Human errors have played a crucial part in the fall of many a kingdom – like a power supply being unplugged in a major airline’s data centre (making rather big news last year), causing a power cascade that ended up knocking out global data operations.

 

But just as the great and powerful wizard used some little tricks to better rule his land, the data centre manager has ways to improve their powers and minimise the human (and technical) errors that are the undoing of peak performance. Capable and knowledgeable data centre managers take care of the whole company from their sub-kingdom estate – and their wise and just rule can spell prosperity for the whole corporate empire.

 

The biggest of the wizarding tricks that the wise data centre manager uses to stop the plagues of configuration errors, hordes of zombie servers, covens of energy inefficiencies, monitoring goblins, capacity planning crusades, performance management quests, and the ogre of real-time reporting, consists of four little words.

 

Data Centre Infrastructure Management (DCIM) – the sword in the stone

Simply put, DCIM helps data centre managers rule the kingdom without question of the legitimacy of their rule.
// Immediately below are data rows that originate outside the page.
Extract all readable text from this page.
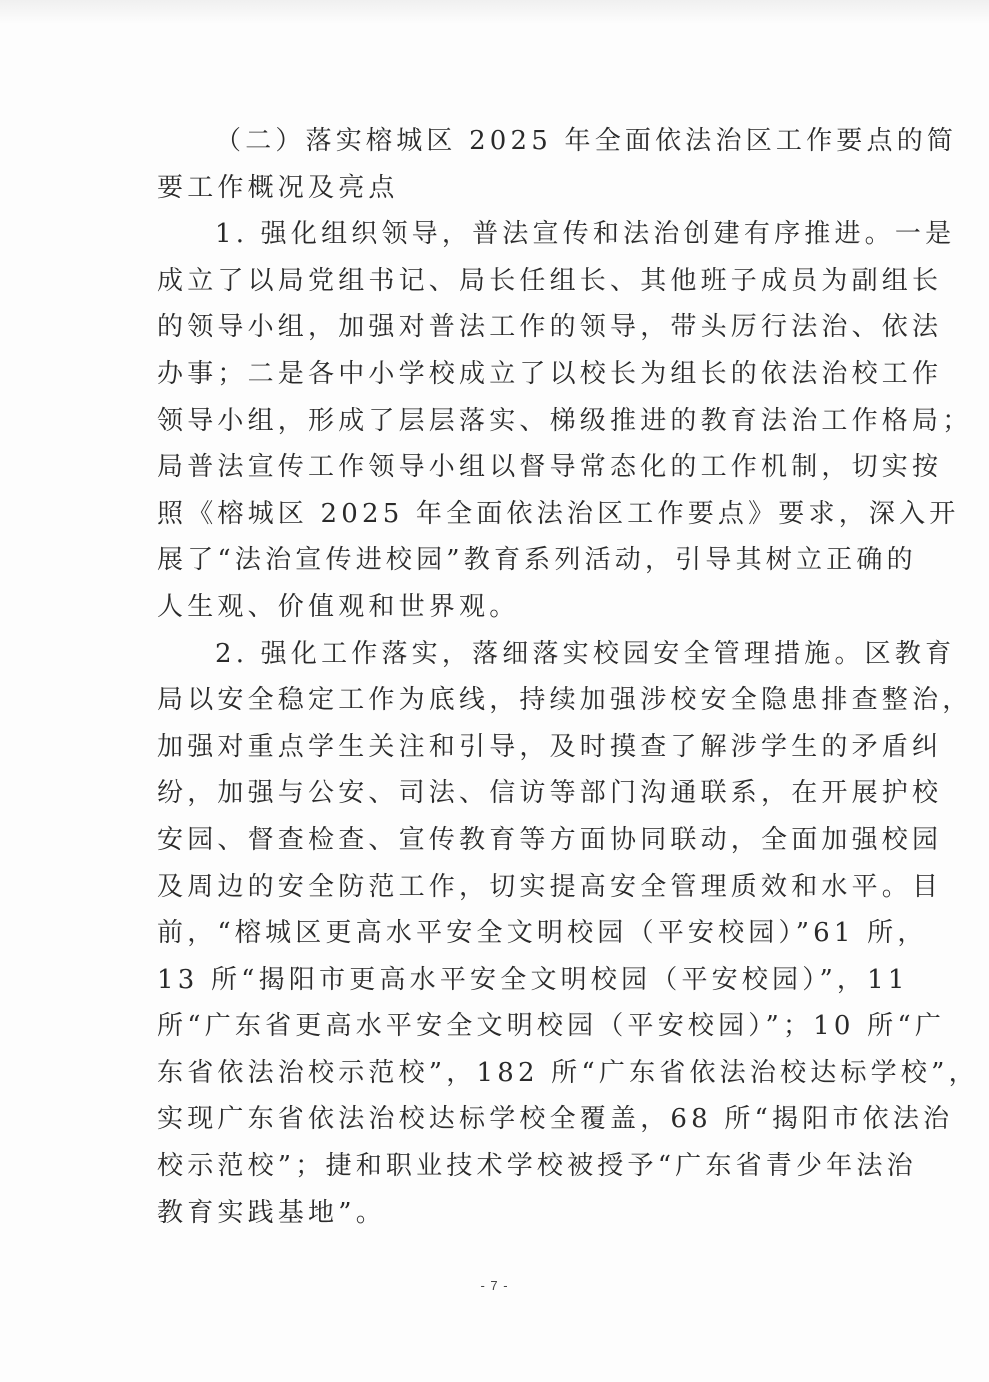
（二）落实榕城区 2025 年全面依法治区工作要点的简
要工作概况及亮点
1. 强化组织领导，普法宣传和法治创建有序推进。一是
成立了以局党组书记、局长任组长、其他班子成员为副组长
的领导小组，加强对普法工作的领导，带头厉行法治、依法
办事；二是各中小学校成立了以校长为组长的依法治校工作
领导小组，形成了层层落实、梯级推进的教育法治工作格局；
局普法宣传工作领导小组以督导常态化的工作机制，切实按
照《榕城区 2025 年全面依法治区工作要点》要求，深入开
展了“法治宣传进校园”教育系列活动，引导其树立正确的
人生观、价值观和世界观。
2. 强化工作落实，落细落实校园安全管理措施。区教育
局以安全稳定工作为底线，持续加强涉校安全隐患排查整治，
加强对重点学生关注和引导，及时摸查了解涉学生的矛盾纠
纷，加强与公安、司法、信访等部门沟通联系，在开展护校
安园、督查检查、宣传教育等方面协同联动，全面加强校园
及周边的安全防范工作，切实提高安全管理质效和水平。目
前，“榕城区更高水平安全文明校园（平安校园）”61 所，
13 所“揭阳市更高水平安全文明校园（平安校园）”，11
所“广东省更高水平安全文明校园（平安校园）”；10 所“广
东省依法治校示范校”，182 所“广东省依法治校达标学校”，
实现广东省依法治校达标学校全覆盖，68 所“揭阳市依法治
校示范校”；捷和职业技术学校被授予“广东省青少年法治
教育实践基地”。
- 7 -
The reason? The solution enables data centre managers to move away from Excel spreadsheets and notepads and gives them a personal ‘data centre assistant’ keeping track of a plethora of readings from throughout the data centre. It presents one view of the whole estate.

 

A real Excalibur will automate device discovery, workflow management, and reporting across the entire data centre technology stack: Physical, virtual, and edge, including software and IoT devices.

 

This means that data on all elements of the data centre domain is more accurate, immediate, and actionable, reducing the burden on the data centre manager – leaving them more time to improve and action positive changes based on this data. This means time to plan and strategize, to become a wise and beneficent ruler, able to look over the horizon to see upcoming threats to the kingdom.

 

Thus, the organisation can bask in the best quality of service, up time, and capacity planning they’ve ever received: Application uptime, speed of service, and ability to innovate all stemming from the stable base of the data centre, because the ruler can see, understand, and step in not only to solve historic issues, but even use this data to foretell the future with predictive analytics. These include pointing out future power issues, capacity crunches, predicted bandwidth squeezes, and hotspots in the aisles to cool down before equipment starts to wear to fast.

 

To paint a simpler picture: DCIM exists to minimise risks whilst improving efficiency and transparency for the entire organisation.

 

Given that the biggest network management challenges for data centres currently revolve around a drive to greater transparency and overall efficiency in a complex and rapidly growing landscape of applications and data volumes: It’s a needful technology. The increasing number of assets being added to the data centre, from network servers to switches and racks, is adding to the complexity of the on-premise set up – which has an inverse effect on network performance.

 

Even cloud computing providers are not immune to these challenges – in fact, they have them on an even grander scale. All the issues bedevilling an on-premise data centre are present in the cloud, and so cloud service providers likewise face an even more pressing need to manage their data centres to the ‘nth degree’ to ensure the five nines, or whatever service level agreements providers guarantee their customers.

 

The right solutions shorten the timeframe to action and response, reduces the required man-hours to fix breaks and install new solutions of all types, and minimises errors across the board. The result: A well-run kingdom, a better run business, significant cost and time savings, and a stable platform for innovation in all things IT for the business to build on. Not to mention returning sanity to a frazzled data centre management service team, simply looking to deliver a great service to their users.